The skill parses the user message to find a YouTube URL or video ID, then runs a transcript extraction routine to fetch available captions in priority: Simplified Chinese, Traditional Chinese, any Chinese, English, then auto-generated captions. If the retrieved captions are not Chinese, the text is translated into fluent Chinese while preserving paragraph breaks and timing.

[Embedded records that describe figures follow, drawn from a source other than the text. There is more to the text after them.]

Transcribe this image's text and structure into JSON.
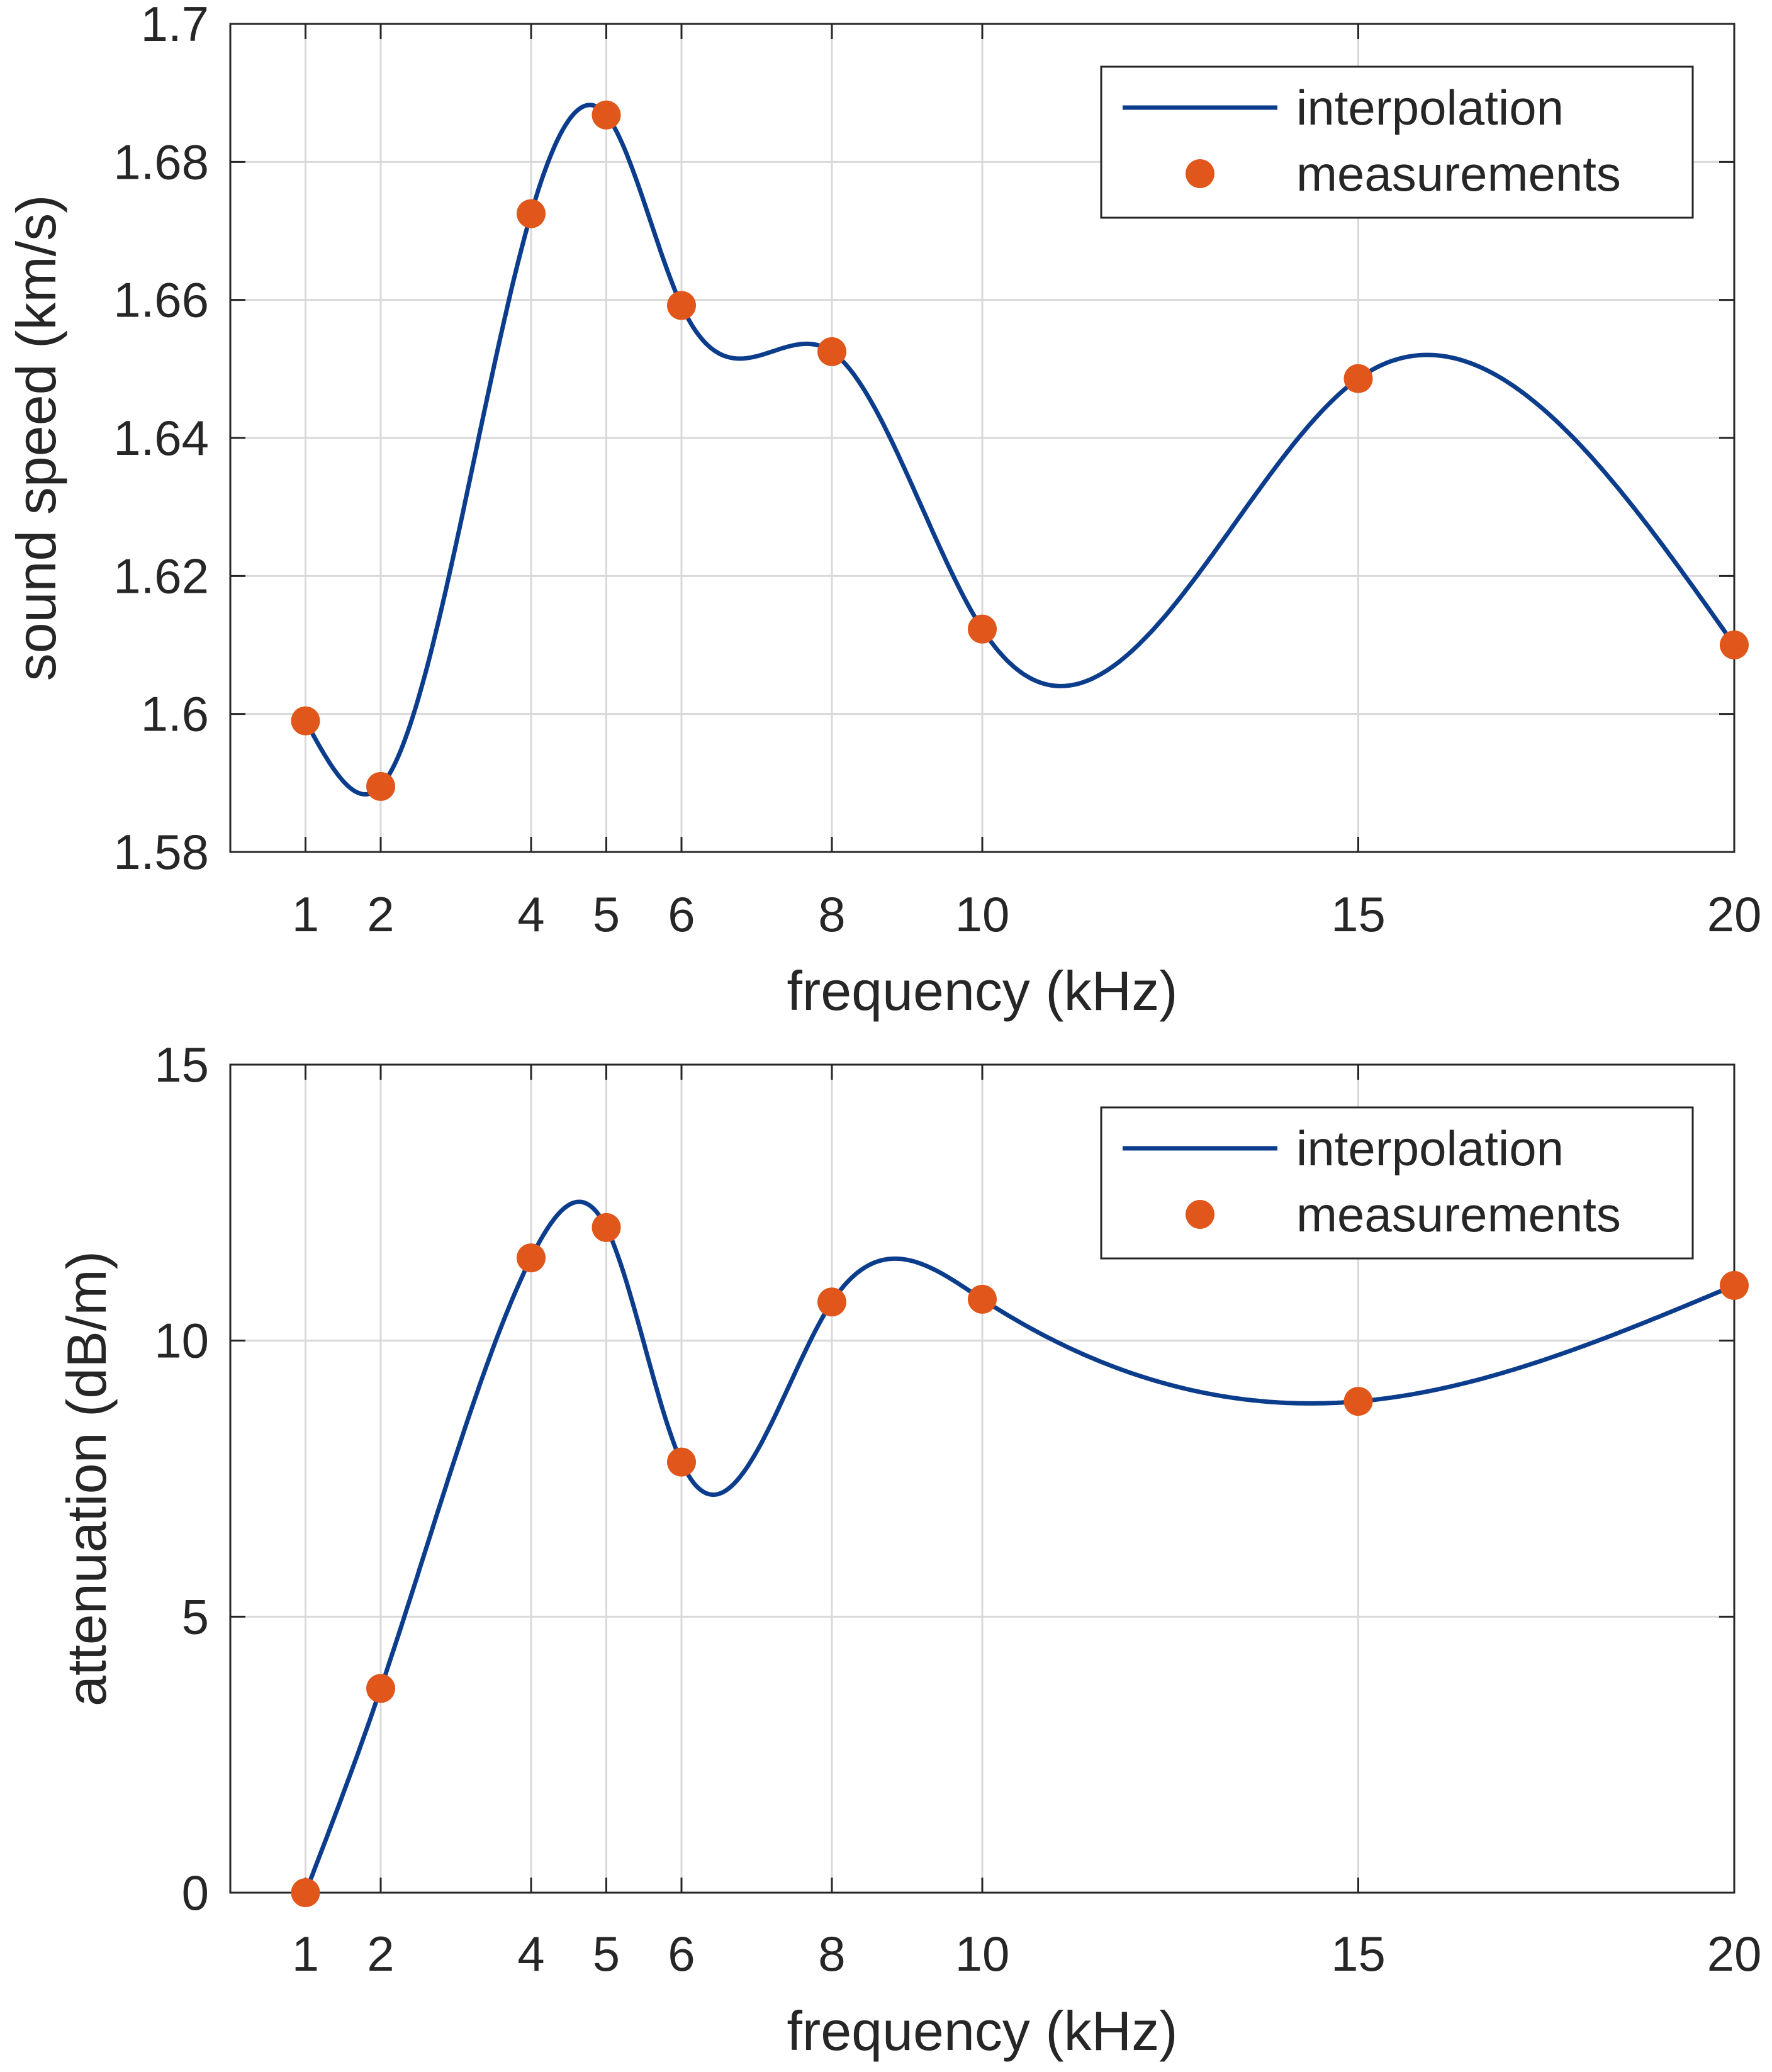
{
  "colors": {
    "line": "#0b3d8c",
    "marker": "#e0561b",
    "grid": "#d9d9d9",
    "axis": "#262626",
    "text": "#262626"
  },
  "chart_data": [
    {
      "type": "line",
      "x_scale": "linear",
      "xlim": [
        0,
        20
      ],
      "ylim": [
        1.58,
        1.7
      ],
      "xlabel": "frequency (kHz)",
      "ylabel": "sound speed (km/s)",
      "x_ticks": [
        1,
        2,
        4,
        5,
        6,
        8,
        10,
        15,
        20
      ],
      "x_tick_labels": [
        "1",
        "2",
        "4",
        "5",
        "6",
        "8",
        "10",
        "15",
        "20"
      ],
      "y_ticks": [
        1.58,
        1.6,
        1.62,
        1.64,
        1.66,
        1.68,
        1.7
      ],
      "y_tick_labels": [
        "1.58",
        "1.6",
        "1.62",
        "1.64",
        "1.66",
        "1.68",
        "1.7"
      ],
      "grid": true,
      "legend": {
        "position": "top-right",
        "entries": [
          {
            "label": "interpolation",
            "style": "line"
          },
          {
            "label": "measurements",
            "style": "marker"
          }
        ]
      },
      "series": [
        {
          "name": "interpolation",
          "kind": "line",
          "x": [
            1,
            2,
            4,
            5,
            6,
            8,
            10,
            15,
            20
          ],
          "y": [
            1.599,
            1.5895,
            1.6725,
            1.6868,
            1.6592,
            1.6525,
            1.6123,
            1.6486,
            1.61
          ]
        },
        {
          "name": "measurements",
          "kind": "scatter",
          "x": [
            1,
            2,
            4,
            5,
            6,
            8,
            10,
            15,
            20
          ],
          "y": [
            1.599,
            1.5895,
            1.6725,
            1.6868,
            1.6592,
            1.6525,
            1.6123,
            1.6486,
            1.61
          ]
        }
      ]
    },
    {
      "type": "line",
      "x_scale": "linear",
      "xlim": [
        0,
        20
      ],
      "ylim": [
        0,
        15
      ],
      "xlabel": "frequency (kHz)",
      "ylabel": "attenuation (dB/m)",
      "x_ticks": [
        1,
        2,
        4,
        5,
        6,
        8,
        10,
        15,
        20
      ],
      "x_tick_labels": [
        "1",
        "2",
        "4",
        "5",
        "6",
        "8",
        "10",
        "15",
        "20"
      ],
      "y_ticks": [
        0,
        5,
        10,
        15
      ],
      "y_tick_labels": [
        "0",
        "5",
        "10",
        "15"
      ],
      "grid": true,
      "legend": {
        "position": "top-right",
        "entries": [
          {
            "label": "interpolation",
            "style": "line"
          },
          {
            "label": "measurements",
            "style": "marker"
          }
        ]
      },
      "series": [
        {
          "name": "interpolation",
          "kind": "line",
          "x": [
            1,
            2,
            4,
            5,
            6,
            8,
            10,
            15,
            20
          ],
          "y": [
            0,
            3.7,
            11.5,
            12.05,
            7.8,
            10.7,
            10.75,
            8.9,
            11
          ]
        },
        {
          "name": "measurements",
          "kind": "scatter",
          "x": [
            1,
            2,
            4,
            5,
            6,
            8,
            10,
            15,
            20
          ],
          "y": [
            0,
            3.7,
            11.5,
            12.05,
            7.8,
            10.7,
            10.75,
            8.9,
            11
          ]
        }
      ]
    }
  ]
}
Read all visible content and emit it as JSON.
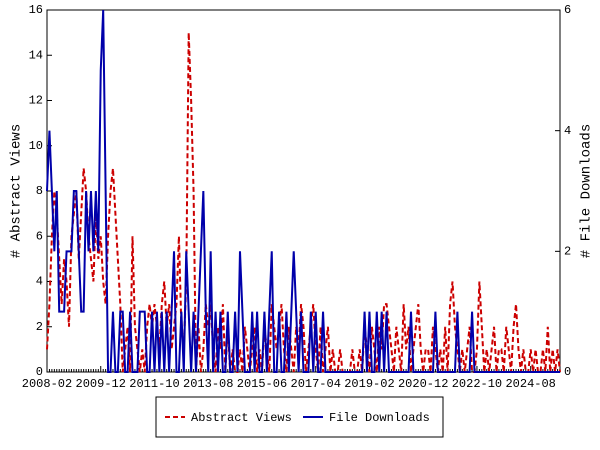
{
  "chart_data": {
    "type": "line",
    "y_label": "# Abstract Views",
    "y2_label": "# File Downloads",
    "categories": [
      "2008-02",
      null,
      null,
      null,
      null,
      null,
      null,
      null,
      null,
      null,
      null,
      null,
      null,
      null,
      null,
      null,
      null,
      null,
      null,
      null,
      null,
      null,
      "2009-12",
      null,
      null,
      null,
      null,
      null,
      null,
      null,
      null,
      null,
      null,
      null,
      null,
      null,
      null,
      null,
      null,
      null,
      null,
      null,
      null,
      null,
      "2011-10",
      null,
      null,
      null,
      null,
      null,
      null,
      null,
      null,
      null,
      null,
      null,
      null,
      null,
      null,
      null,
      null,
      null,
      null,
      null,
      null,
      null,
      "2013-08",
      null,
      null,
      null,
      null,
      null,
      null,
      null,
      null,
      null,
      null,
      null,
      null,
      null,
      null,
      null,
      null,
      null,
      null,
      null,
      null,
      null,
      "2015-06",
      null,
      null,
      null,
      null,
      null,
      null,
      null,
      null,
      null,
      null,
      null,
      null,
      null,
      null,
      null,
      null,
      null,
      null,
      null,
      null,
      null,
      "2017-04",
      null,
      null,
      null,
      null,
      null,
      null,
      null,
      null,
      null,
      null,
      null,
      null,
      null,
      null,
      null,
      null,
      null,
      null,
      null,
      null,
      null,
      "2019-02",
      null,
      null,
      null,
      null,
      null,
      null,
      null,
      null,
      null,
      null,
      null,
      null,
      null,
      null,
      null,
      null,
      null,
      null,
      null,
      null,
      null,
      "2020-12",
      null,
      null,
      null,
      null,
      null,
      null,
      null,
      null,
      null,
      null,
      null,
      null,
      null,
      null,
      null,
      null,
      null,
      null,
      null,
      null,
      null,
      "2022-10",
      null,
      null,
      null,
      null,
      null,
      null,
      null,
      null,
      null,
      null,
      null,
      null,
      null,
      null,
      null,
      null,
      null,
      null,
      null,
      null,
      null,
      "2024-08",
      null,
      null,
      null,
      null,
      null,
      null,
      null,
      null,
      null,
      null,
      null,
      null
    ],
    "series": [
      {
        "name": "Abstract Views",
        "color": "#cc0000",
        "dash": true,
        "axis": "y",
        "values": [
          1,
          3,
          6,
          8,
          7,
          5,
          3,
          5,
          4,
          2,
          6,
          7,
          8,
          5,
          7,
          9,
          8,
          6,
          5,
          4,
          7,
          5,
          6,
          4,
          3,
          6,
          8,
          9,
          7,
          5,
          3,
          0,
          1,
          2,
          0,
          6,
          2,
          1,
          0,
          1,
          0,
          2,
          3,
          2,
          3,
          2,
          1,
          3,
          4,
          2,
          3,
          1,
          2,
          3,
          6,
          2,
          1,
          4,
          15,
          12,
          8,
          0,
          2,
          0,
          1,
          3,
          2,
          3,
          1,
          0,
          2,
          1,
          3,
          0,
          2,
          0,
          1,
          0,
          0,
          1,
          0,
          2,
          1,
          0,
          1,
          2,
          0,
          1,
          0,
          2,
          1,
          0,
          3,
          2,
          1,
          2,
          3,
          1,
          0,
          2,
          1,
          0,
          2,
          1,
          3,
          2,
          0,
          1,
          2,
          3,
          1,
          0,
          2,
          0,
          1,
          2,
          0,
          1,
          0,
          0,
          1,
          0,
          0,
          0,
          0,
          1,
          0,
          0,
          1,
          0,
          2,
          1,
          0,
          2,
          1,
          0,
          2,
          1,
          3,
          3,
          2,
          1,
          0,
          2,
          1,
          0,
          3,
          1,
          2,
          0,
          1,
          2,
          3,
          1,
          0,
          1,
          1,
          0,
          2,
          1,
          0,
          1,
          0,
          2,
          0,
          3,
          4,
          2,
          1,
          0,
          1,
          0,
          1,
          2,
          0,
          0,
          1,
          4,
          2,
          0,
          1,
          0,
          1,
          2,
          0,
          1,
          1,
          0,
          2,
          1,
          0,
          2,
          3,
          1,
          0,
          1,
          0,
          0,
          1,
          0,
          1,
          0,
          0,
          1,
          0,
          2,
          0,
          1,
          0,
          1,
          0
        ]
      },
      {
        "name": "File Downloads",
        "color": "#0000aa",
        "dash": false,
        "axis": "y2",
        "values": [
          3,
          4,
          3,
          2,
          3,
          1,
          1,
          1,
          2,
          2,
          2,
          3,
          3,
          2,
          1,
          1,
          3,
          2,
          3,
          2,
          3,
          2,
          5,
          6,
          3,
          0,
          0,
          1,
          0,
          0,
          1,
          1,
          0,
          0,
          1,
          0,
          0,
          0,
          1,
          1,
          1,
          0,
          0,
          1,
          0,
          1,
          0,
          1,
          0,
          1,
          0,
          1,
          2,
          0,
          0,
          1,
          0,
          2,
          1,
          0,
          1,
          0,
          1,
          2,
          3,
          1,
          0,
          2,
          0,
          1,
          0,
          1,
          0,
          0,
          1,
          0,
          0,
          1,
          0,
          2,
          1,
          0,
          0,
          0,
          1,
          0,
          1,
          0,
          0,
          1,
          0,
          1,
          2,
          0,
          0,
          1,
          0,
          0,
          1,
          0,
          1,
          2,
          1,
          0,
          1,
          0,
          0,
          0,
          1,
          0,
          1,
          0,
          0,
          1,
          0,
          0,
          0,
          0,
          0,
          0,
          0,
          0,
          0,
          0,
          0,
          0,
          0,
          0,
          0,
          0,
          1,
          0,
          1,
          0,
          0,
          1,
          0,
          1,
          0,
          1,
          0,
          0,
          0,
          0,
          0,
          0,
          0,
          0,
          0,
          1,
          0,
          0,
          0,
          0,
          0,
          0,
          0,
          0,
          0,
          1,
          0,
          0,
          0,
          0,
          0,
          0,
          0,
          0,
          1,
          0,
          0,
          0,
          0,
          0,
          1,
          0,
          0,
          0,
          0,
          0,
          0,
          0,
          0,
          0,
          0,
          0,
          0,
          0,
          0,
          0,
          0,
          0,
          0,
          0,
          0,
          0,
          0,
          0,
          0,
          0,
          0,
          0,
          0,
          0,
          0,
          0,
          0,
          0,
          0,
          0,
          0
        ]
      }
    ],
    "ylim": [
      0,
      16
    ],
    "yticks": [
      0,
      2,
      4,
      6,
      8,
      10,
      12,
      14,
      16
    ],
    "y2lim": [
      0,
      6
    ],
    "y2ticks": [
      0,
      2,
      4,
      6
    ],
    "legend": "bottom"
  }
}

Finally the result is returned or saved to a file path and formatted per the requested output type.

When to use it

  • You have a YouTube link and need the spoken content in Chinese
  • You want a readable Chinese transcript from English or auto-generated captions
  • You need a Markdown or JSON file for editing or downstream processing
  • You want timestamps included for editing, quoting, or subtitles alignment

Best practices

  • Provide a full YouTube URL or the exact video ID to avoid extraction errors
  • Specify preferred output format (markdown, text, json) and whether to include timestamps
  • If automatic captions are low quality, request conservative translation and mark sections as ‘auto-generated’
  • Confirm desired language preference list (e.g., zh,en) if you expect multilingual captions
  • For long videos, request chunked output or file save to avoid large single-message payloads

Example use cases

  • Convert an English lecture video into a Chinese transcript for study notes
  • Generate a Markdown transcript for a podcast episode with timestamps for editing
  • Extract and translate captions for a tutorial video to create localized documentation
  • Produce JSON output with per-segment text and timestamps for automated processing
  • Save a video transcript to a file for archival or content repurposing

FAQ

What if the video has no captions?

I will inform you that no captions are available and suggest enabling auto-generated subtitles or providing a different link.

Can I get timestamps in the transcript?

Yes — you can request timestamps; the script can include per-segment timing in the chosen output format.